Teachers typically emphasize two techniques (though there are certainly others) for solving systems of equations: substitution and elimination. The other day I asked my class of prospective middle and secondary teachers to explain why elimination works. I asked this because as I was sitting at my kitchen table that morning, My students were not able to answer my question. I realized I too had never thought about why this commonly taught procedure works. Solving systems of linear equations is a pretty important topic in secondary mathematics, so it is definitely a question worth exploring.
Consider the system of equations below.
2x + 3y = 14
-2x − 5y = -2
As long as the lines are not parallel or the same line, they will intersect at just one point (x, y). Solving this system means that you are searching for that particular coordinate point that satisfies both equations. This is the goal of solving a system of linear equations, to determine whether or not there are points that satisfy both equations.
Elimination is one method to do this. With this method, you would add the two equations together in order to eliminate one of the variables so that you are left with a single equation with a single variable. So in the example above, you would get the following:
(2x + 3y) + (-2x − 5y) = 14 + -2
-2y = 12
y = -6
You can then substitute in this y value into either of the original equations to determine the related value of x, like so.
2x + 3y = 14
2x + 3(-6) = 14
2x + -18 = 14
2x = 32
x = 16
Thus, the solution to the system is the point (16, -6).
Ordinarily, you cannot add a term from one equation to another because they are not indeed like terms. That is to say, an x in one equation is not necessarily the same x from another equation. For example, consider x + 3 = 5 and x − 2 = 7. The value of x in the first equation is 2 and the value of x in the second equation is 9. Therefore, you can’t simply add the equations together to get x + 3 + x − 2 = 5 + 7 because the x‘s are not like terms.

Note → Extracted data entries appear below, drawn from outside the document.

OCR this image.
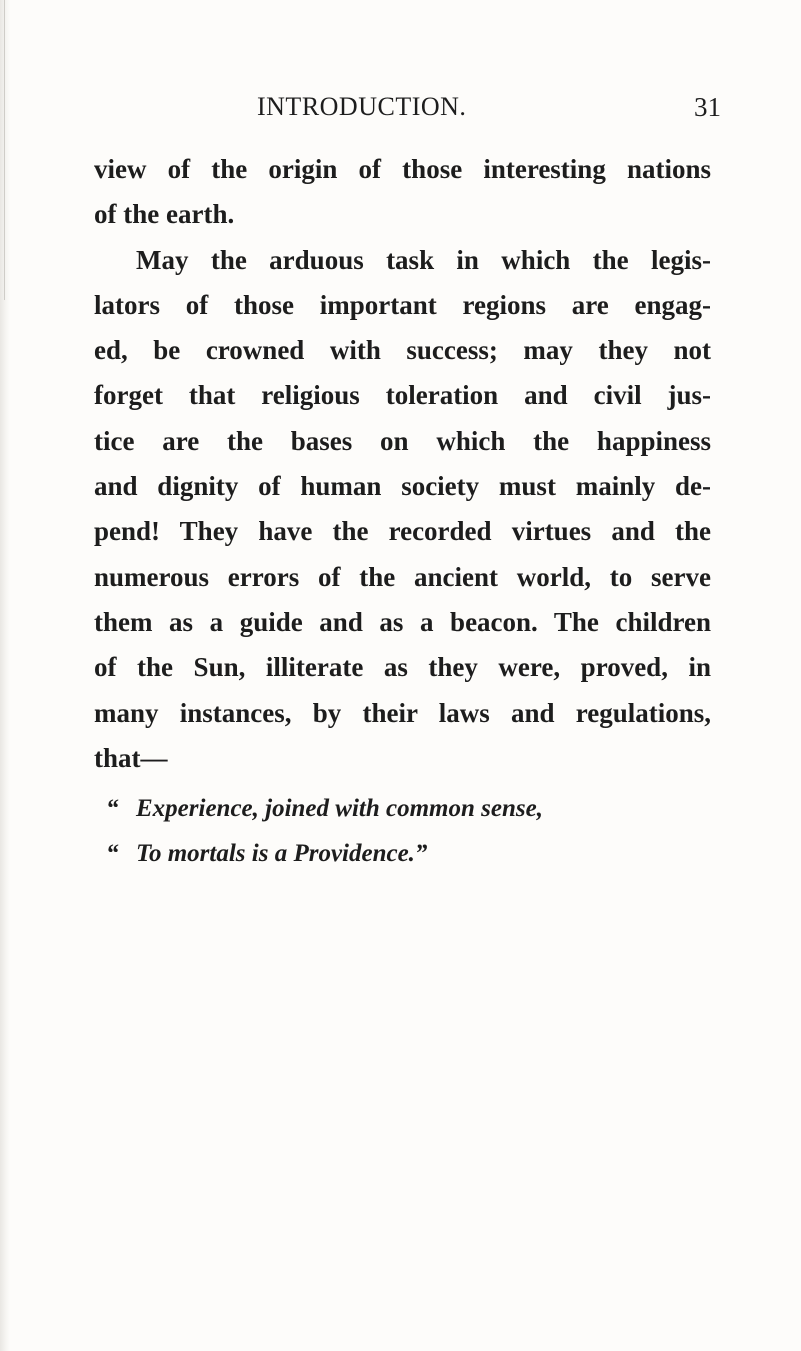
INTRODUCTION.	31
view of the origin of those interesting nations
of the earth.
May the arduous task in which the legis-
lators of those important regions are engag-
ed, be crowned with success; may they not
forget that religious toleration and civil jus-
tice are the bases on which the happiness
and dignity of human society must mainly de-
pend! They have the recorded virtues and the
numerous errors of the ancient world, to serve
them as a guide and as a beacon. The children
of the Sun, illiterate as they were, proved, in
many instances, by their laws and regulations,
that—
“ Experience, joined with common sense,
“ To mortals is a Providence.”
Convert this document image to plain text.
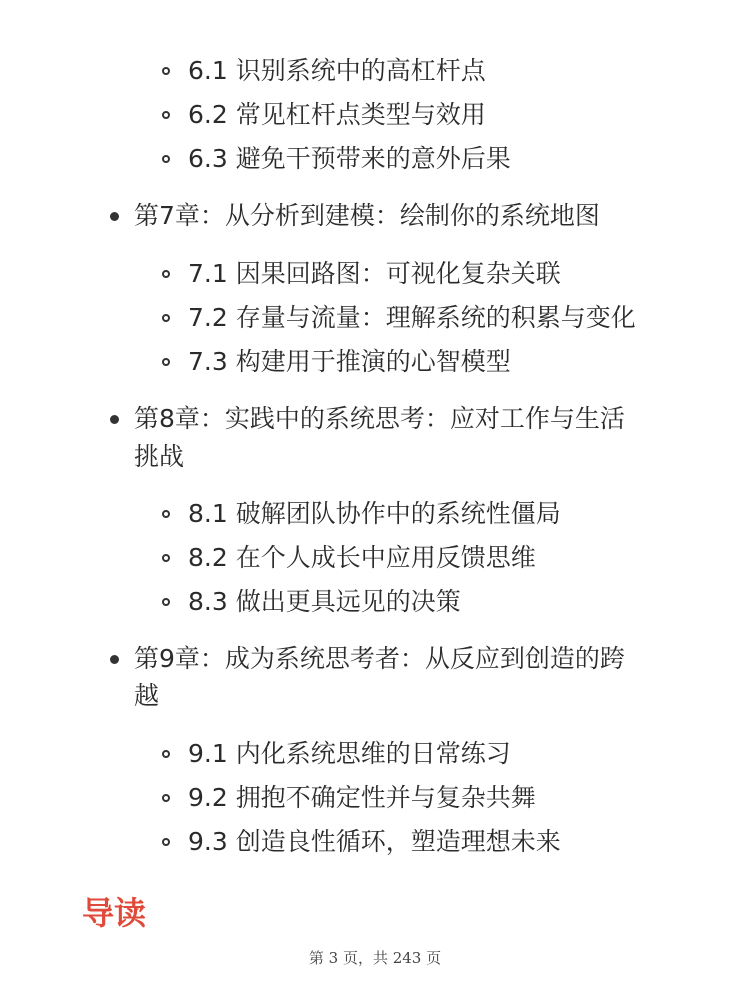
6.1 识别系统中的高杠杆点
6.2 常见杠杆点类型与效用
6.3 避免干预带来的意外后果
第7章：从分析到建模：绘制你的系统地图
7.1 因果回路图：可视化复杂关联
7.2 存量与流量：理解系统的积累与变化
7.3 构建用于推演的心智模型
第8章：实践中的系统思考：应对工作与生活
挑战
8.1 破解团队协作中的系统性僵局
8.2 在个人成长中应用反馈思维
8.3 做出更具远见的决策
第9章：成为系统思考者：从反应到创造的跨
越
9.1 内化系统思维的日常练习
9.2 拥抱不确定性并与复杂共舞
9.3 创造良性循环，塑造理想未来
导读
第 3 页，共 243 页
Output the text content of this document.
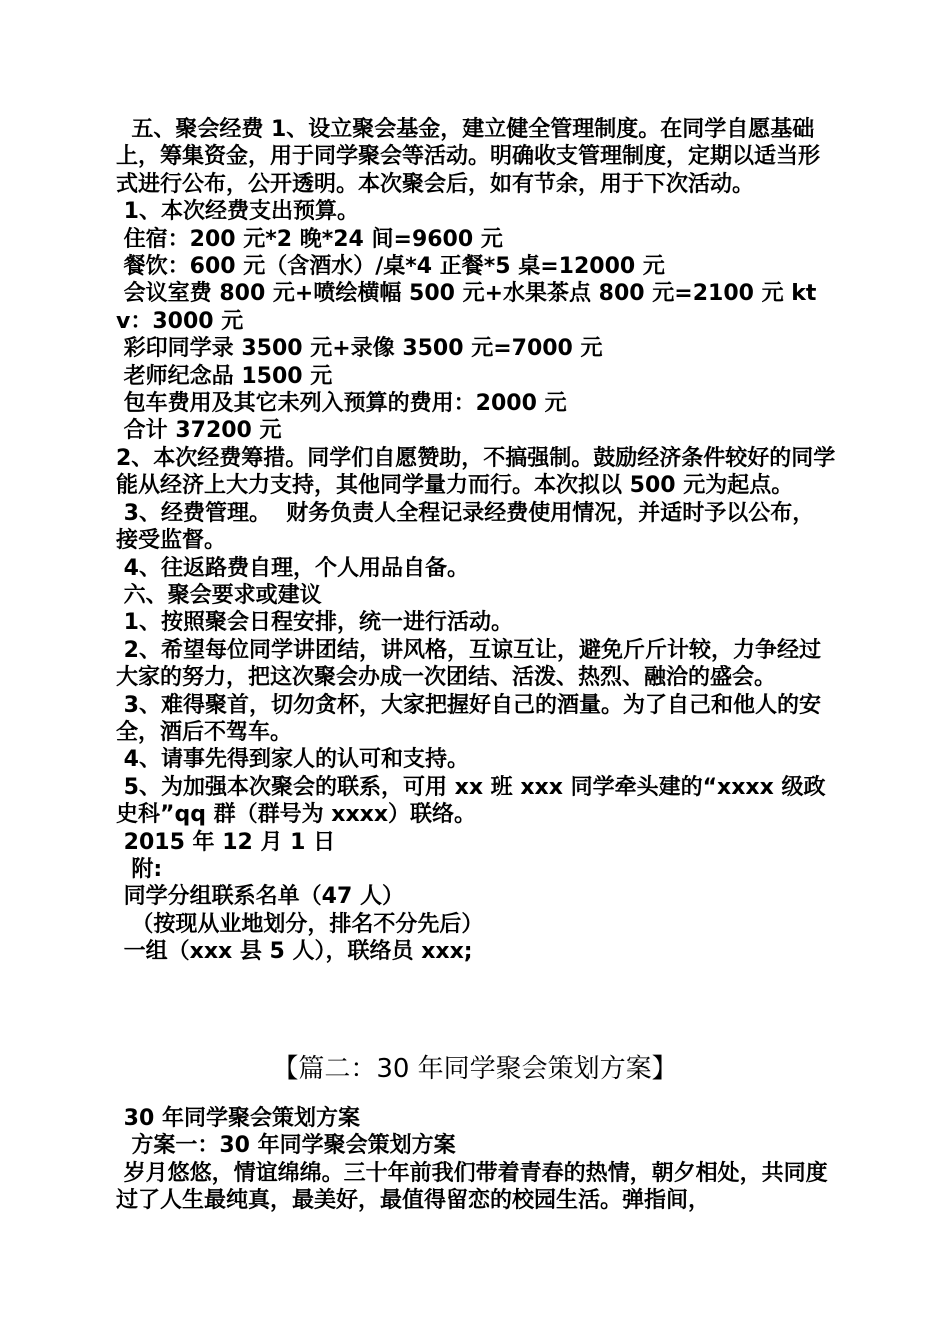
五、聚会经费 1、设立聚会基金，建立健全管理制度。在同学自愿基础上，筹集资金，用于同学聚会等活动。明确收支管理制度，定期以适当形式进行公布，公开透明。本次聚会后，如有节余，用于下次活动。

1、本次经费支出预算。

住宿：200 元*2 晚*24 间=9600 元

餐饮：600 元（含酒水）/桌*4 正餐*5 桌=12000 元

会议室费 800 元+喷绘横幅 500 元+水果茶点 800 元=2100 元 ktv：3000 元

彩印同学录 3500 元+录像 3500 元=7000 元

老师纪念品 1500 元

包车费用及其它未列入预算的费用：2000 元

合计 37200 元

2、本次经费筹措。同学们自愿赞助，不搞强制。鼓励经济条件较好的同学能从经济上大力支持，其他同学量力而行。本次拟以 500 元为起点。

3、经费管理。  财务负责人全程记录经费使用情况，并适时予以公布，接受监督。

4、往返路费自理，个人用品自备。

六、聚会要求或建议

1、按照聚会日程安排，统一进行活动。

2、希望每位同学讲团结，讲风格，互谅互让，避免斤斤计较，力争经过大家的努力，把这次聚会办成一次团结、活泼、热烈、融洽的盛会。

3、难得聚首，切勿贪杯，大家把握好自己的酒量。为了自己和他人的安全，酒后不驾车。

4、请事先得到家人的认可和支持。

5、为加强本次聚会的联系，可用 xx 班 xxx 同学牵头建的“xxxx 级政史科”qq 群（群号为 xxxx）联络。

2015 年 12 月 1 日

附:

同学分组联系名单（47 人）

（按现从业地划分，排名不分先后）

一组（xxx 县 5 人），联络员 xxx;

【篇二：30 年同学聚会策划方案】

30 年同学聚会策划方案

方案一：30 年同学聚会策划方案

岁月悠悠，情谊绵绵。三十年前我们带着青春的热情，朝夕相处，共同度过了人生最纯真，最美好，最值得留恋的校园生活。弹指间，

Technically, you have just added 7 to both sides of the x + 3 = 5 equation, however, then you would also have added x + x but, as stated above, the x‘s don’t represent the same unknown value. If you ignore this fact, that would mean, that you would have 2x + 1 = 12, but that doesn’t make sense because you just added an x with a value of 2 (from the first equation) to an x with a value of 9 (from the second equation). If you add those x’s, you should have gotten 11 (2 + 9), however, the 2x means it should be double the value of x, so if you take it as the x from the first equation, this would mean 2x should be 4, but if you use the value of x from the second equation, this would mean 2x would be 18. You cannot have 2x simultaneously equal 18 and 4, and this is indeed the wrong answer based on the actual values of each of the x‘s. It would be okay to add these together if you, for example, keep the x from the first equation as x and then rename the x from the second equation to something else like y. This would result in the following: x + 3 + y − 2 = 5 + 7.
Back to elimination, we do indeed keep the x‘s the same and add them as if they were like terms because they are indeed like terms. This is because we are looking for the solution for which those x‘s are equal. If this were not the case, we could not add the x‘s together. This is an important point that should be emphasized with students.
So in summary, elimination works because we are looking for the values of x and y that are the same in both equations. When we add the two equations together, we are really adding the same value to both sides of one of the equations, which is allowed. If we were to annotate the steps in the process above it would look like this:
To solve this system of linear equations
2x + 3y = 14
-2x − 5y = -2
Add -2 (in the form of -2x − 5y on the left) to both sides, which is okay because we are looking for the point where x and y are the same for both equations.
(2x + 3y) + (-2x − 5y) = 14 + -2
Simplify the new equation and solve for y.
-2y = 12
y = -6
Substitute the value of y into either of the original equations to determine the corresponding x-value.
2x + 3y = 14
2x + 3(-6) = 14
2x + -18 = 14
2x = 32
x = 16
Thus, the solution to the system is the point (16, -6).
Teachers should encourage their students to discuss these steps and the rationale as they solve to make sure they understand why this works. I hope this was helpful!
Thank you for this. I’ve been struggling to explain to students why this works and this explanation is far simpler than anything I had come up with. Thank you!
Extremely helpful. Thankyou soo much.